His son was coming home; but, alas! he could never have his light-hearted, bonny laddie back again. George was a man now, “knowing good and evil.” It could never be again between them as it had been before their trouble came.

“Ane o’ your kind, Miss Jean,” the mate had said; “a changed man.”

Mr Dawson’s thoughts went back to the time of his sister’s trouble, when she had become “a changed woman.” All the anger and vexation, that had then seemed natural and right, because of her new ways, had passed out of his heart, a score of years and more. It was as though it had never been. He glanced up at her placid face, and said to himself, as he had said before many times, “A woman among a thousand.” But he remembered the old pain, though it was gone, and he shrank from the thought that he might have to suffer again through his son.

“He is a man now, and must go his ain way,” he said to himself, moving uneasily on his chair and sighing. “We canna begin again where we left off. Ungrateful? Yes, I dare say it would be so called; but, oh! Geordie, my lad! I doubt your way and mine must lie asunder now.”

Miss Jean too had some thoughts which she would not have cared to tell, but they were not about George; for him she was altogether joyful. If Willie Calderwood’s words about him were true, and he were indeed “a changed man,” nothing else mattered much in Miss Jean’s esteem. The “good,” for which he had God’s promise as security would be wrought out in him whether by health or sickness, by joy or sorrow, by possession or loss, and through him might be brought help and healing, higher hopes, and better lives to many. The Master who had chosen him would use him for His own work, and that implied all that was to be desired for any one to Miss Jean.

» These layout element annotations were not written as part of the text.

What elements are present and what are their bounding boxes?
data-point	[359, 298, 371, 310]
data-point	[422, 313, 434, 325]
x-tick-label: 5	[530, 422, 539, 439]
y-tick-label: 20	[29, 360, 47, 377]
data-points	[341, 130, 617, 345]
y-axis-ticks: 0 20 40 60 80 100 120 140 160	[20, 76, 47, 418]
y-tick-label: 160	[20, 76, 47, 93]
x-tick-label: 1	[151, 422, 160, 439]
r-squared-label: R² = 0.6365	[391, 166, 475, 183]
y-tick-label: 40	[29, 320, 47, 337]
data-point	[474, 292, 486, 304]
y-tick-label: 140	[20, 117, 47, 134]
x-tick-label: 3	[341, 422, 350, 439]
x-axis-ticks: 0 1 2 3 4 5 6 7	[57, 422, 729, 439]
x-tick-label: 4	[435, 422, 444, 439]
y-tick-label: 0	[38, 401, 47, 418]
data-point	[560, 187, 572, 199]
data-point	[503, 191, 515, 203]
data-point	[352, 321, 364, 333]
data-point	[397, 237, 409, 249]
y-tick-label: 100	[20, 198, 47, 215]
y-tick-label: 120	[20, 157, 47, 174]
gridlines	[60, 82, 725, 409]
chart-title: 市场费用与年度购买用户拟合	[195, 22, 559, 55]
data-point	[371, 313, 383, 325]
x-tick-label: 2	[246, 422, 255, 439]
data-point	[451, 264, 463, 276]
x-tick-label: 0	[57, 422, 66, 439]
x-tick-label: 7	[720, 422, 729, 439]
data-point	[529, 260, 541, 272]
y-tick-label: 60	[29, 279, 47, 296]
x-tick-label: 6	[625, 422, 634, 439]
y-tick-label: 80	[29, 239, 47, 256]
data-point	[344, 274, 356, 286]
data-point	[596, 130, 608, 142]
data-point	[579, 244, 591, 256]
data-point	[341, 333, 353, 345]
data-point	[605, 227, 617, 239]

But in the midst of her joy for him, she could not forget Jean’s silence, and Willie Calderwood’s averted eyes. And though she told herself that possible pain and disappointment could work good to her niece as well as to her nephew, she could not but shrink beforehand from the suffering that might be before her. But it was not a trouble to be spoken about.

Neither had spoken for a long time, when the door opened and Jean came in. She was wrapped in her dressing-gown, over which her long hair hung, and her face looked pale and troubled.

“Are you here still, Auntie Jean? No, don’t go, papa,” said she as he rose. “I have something to tell you.”

“It maun be late. I thought you had been in your bed this hour and more,” said her father.

“Yes, papa, I was in bed, but I couldna sleep.”